By the way, Jeremy mentioned once in lesson 8 DL course v2. That he prefers to run separate models on GPUs rather than running one model in parallel on multiple GPUs, because it does not speed up very much. And this was indeed my experience too.
And yes, Jeremy used parallel training in Pytorch on 8 GPUs (8xV100s on AWS). It’s not clear for me whether he used the normal Pytorch method to run one model in parallel. (Maybe the AWS NVlinks topology is better designed than GCP instances?). But I doubt it.
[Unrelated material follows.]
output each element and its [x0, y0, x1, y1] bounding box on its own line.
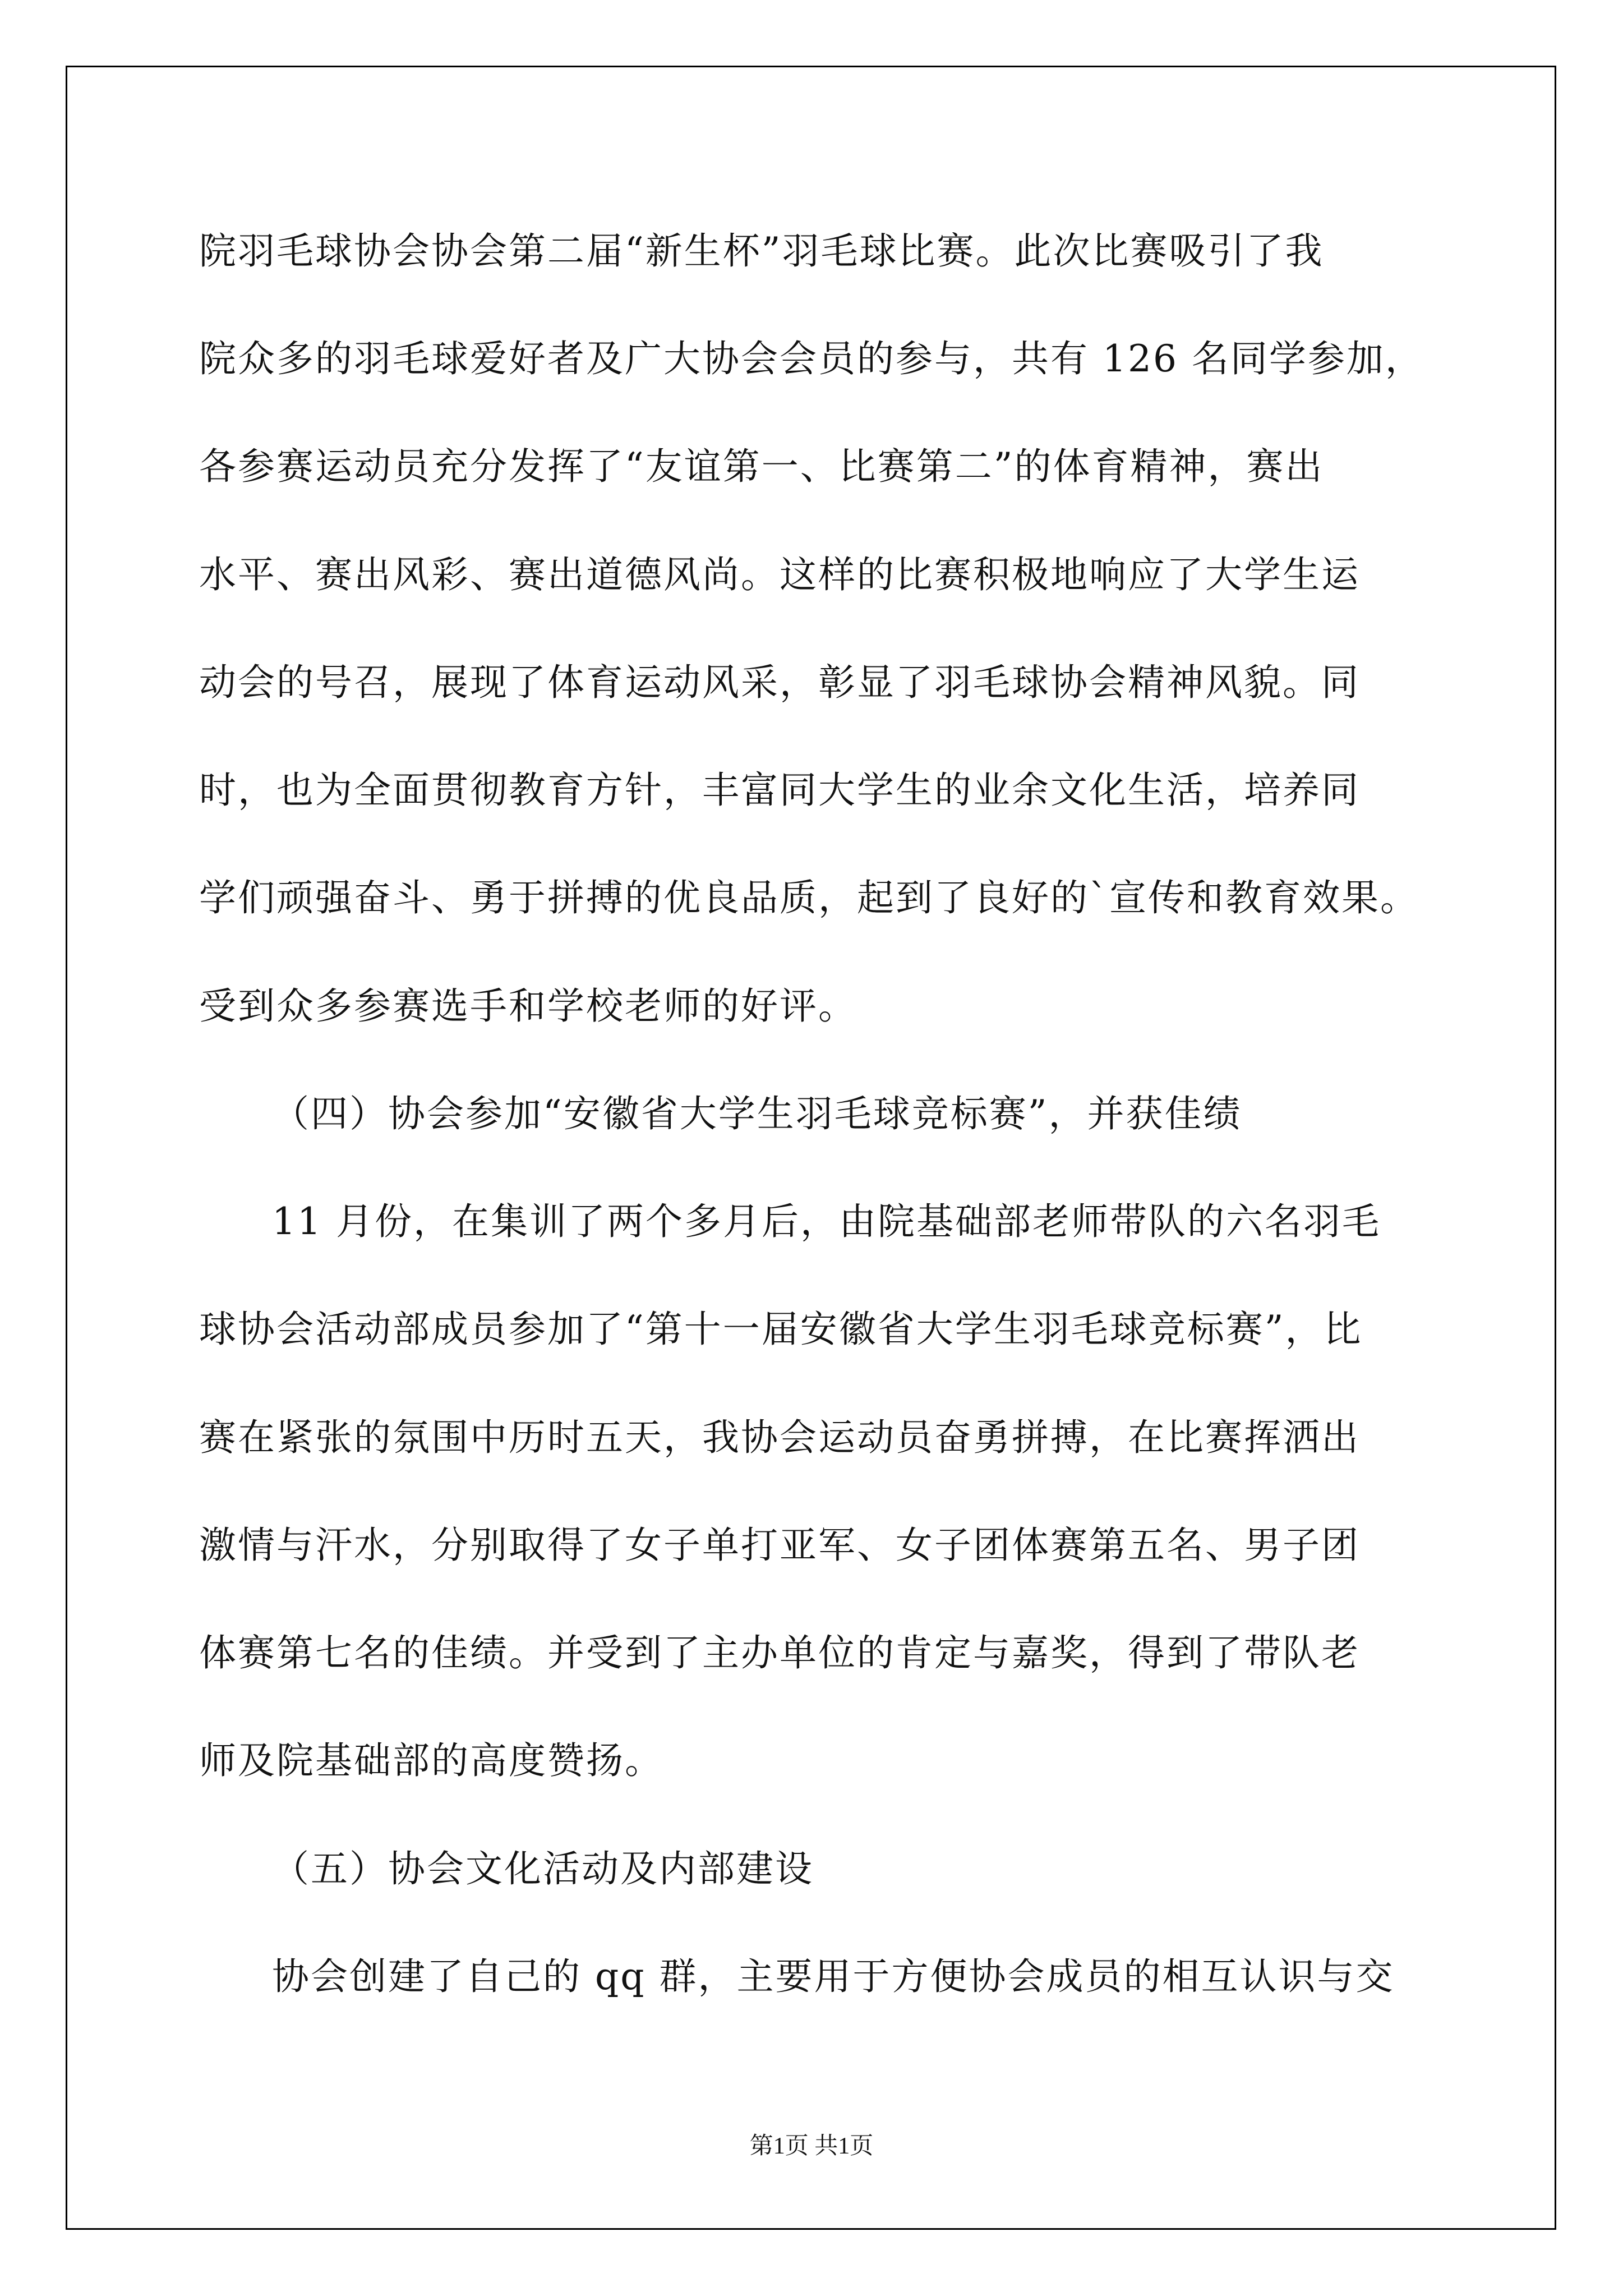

The other possibility that I lean toward more, is that Jeremy used 8 separate python processes that are completely separately running and their results are combined into a master python script that he designed himself. As you can see in my analysis post in the pet’s benchmark thread, running 8 GPUs separately is completely fine, provided they are not talking to each other. And this is the most likely way that he circumvented the inherent slow down of running one model on multiple GPUs in Pytorch that he described himself by “running one model on multiple GPUs does not speed up well” (in lesson 8 DL course v2 link above).
Here is the snapshot of the code for his Dawnbench example ran during lesson12 DL course v2:
We can see that he is running the multiple python processes by his own script and not depending on Pytorch in this. His talk in the video is making this more clear too.
Edit:
Jeremy released the Dawnbench code in this tweet. And it is indeed does not use the torch.nn.DataParallel(learn.model)
method, but he used learn.distributed(gpu)
which needs launch
module (which handles distributed launching).